Il fenomeno delle truffe online
Secondo il Report 2023 della Polizia Postale e per la Sicurezza Cibernetica, nel 2023 si è registrato un aumento del 6% nei tentativi di truffa online rispetto all'anno precedente. Il denaro sottratto è aumentato del 20%, passando da 114 milioni a 137 milioni di euro. Airbnb, da parte sua, ha bloccato 2.500 siti di phishing negli ultimi 12 mesi, evidenziando come le nuove generazioni siano particolarmente vulnerabili. Secondo Consumerismo, un italiano su cinque ha subito almeno una truffa online, percentuale che sale al 33,1% nella fascia d'età 25-34 anni.
L’identikit della vittima
Nonostante la percezione comune, i Millennial ammettono di essere disposti a fare acquisti impulsivi per risparmiare, esponendosi così a maggiori rischi di truffa. La loro attitudine rilassata nei confronti dei social media può contribuire a questa vulnerabilità. Anche a livello europeo, le indagini di Airbnb mostrano tendenze simili: nel Regno Unito, il 34% dei giovani tra i 18 e i 34 anni non sa a chi rivolgersi in caso di truffa, mentre in Spagna solo la metà dei Gen Z utilizza password diverse per ogni account online.
Consigli per evitare le truffe online
Ecco alcune raccomandazioni per proteggersi dalle truffe durante le prenotazioni delle vacanze:
Controllare l’indirizzo del sito web: Utilizzare sempre l'app ufficiale o il sito web di Airbnb (www.airbnb.it) per le prenotazioni.
Non cliccare su link sconosciuti: Evitare di interagire con messaggi o post non verificati sui social media e non cliccare su link sospetti.
Diffidare di offerte troppo convenienti: Se un’offerta sembra troppo bella per essere vera, potrebbe trattarsi di una truffa. Esaminare sempre attentamente i dettagli dell’annuncio e le recensioni esistenti.
Non pagare mai con bonifico bancario: Airbnb non consente pagamenti tramite bonifico bancario, criptovalute o carte regalo. Utilizzare la carta di credito per una maggiore tutela.
Prenotare, pagare e comunicare solo sulla piattaforma: Trattare privatamente al di fuori del portale può esporre a rischi. Le transazioni devono avvenire tramite Airbnb per usufruire delle garanzie offerte.

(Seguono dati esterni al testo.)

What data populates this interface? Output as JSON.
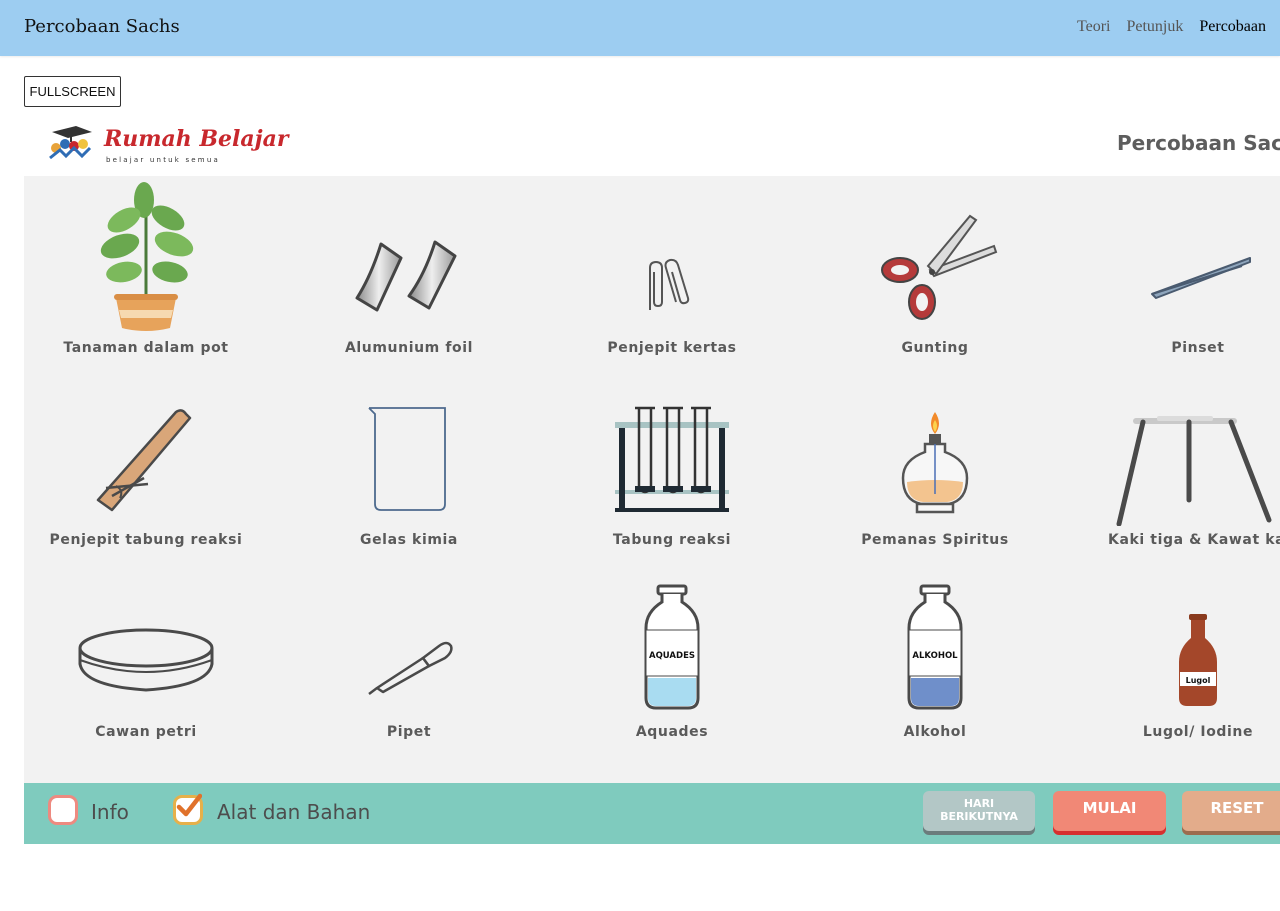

Controllare le recensioni: Leggere le opinioni di altri ospiti per avere una visione più chiara dell’annuncio e porre domande all'host tramite la messaggistica della piattaforma.
Comunicare con l’host: Contattare l’host prima del viaggio per confermare i dettagli dell’arrivo e qualsiasi necessità importante. In caso di mancanza di risposta, contattare subito il servizio clienti.
Segnalare i dubbi: Su Airbnb, è possibile segnalare messaggi sospetti direttamente dalla messaggistica interna o tramite una bandierina presente su ciascun annuncio. In caso di pagamento effettuato fuori dal sito, contattare immediatamente l’assistenza clienti.
La collaborazione tra Polizia di Stato e Airbnb
La Polizia di Stato e Airbnb hanno rinnovato la loro collaborazione per educare i cittadini a riconoscere ed evitare le truffe online. Marco Camisani Calzolari, testimonial della campagna, sottolinea l’importanza della sensibilizzazione e della prevenzione in questo ambito. Valentina Reino di Airbnb Italia e Massimo Bruno della Polizia Postale ribadiscono l'impegno comune per garantire la sicurezza degli utenti, specialmente durante i periodi di punta per le prenotazioni delle vacanze.
Proteggersi dalle truffe online richiede attenzione e prudenza. Seguendo questi consigli, è possibile ridurre significativamente i rischi e godersi le vacanze in serenità.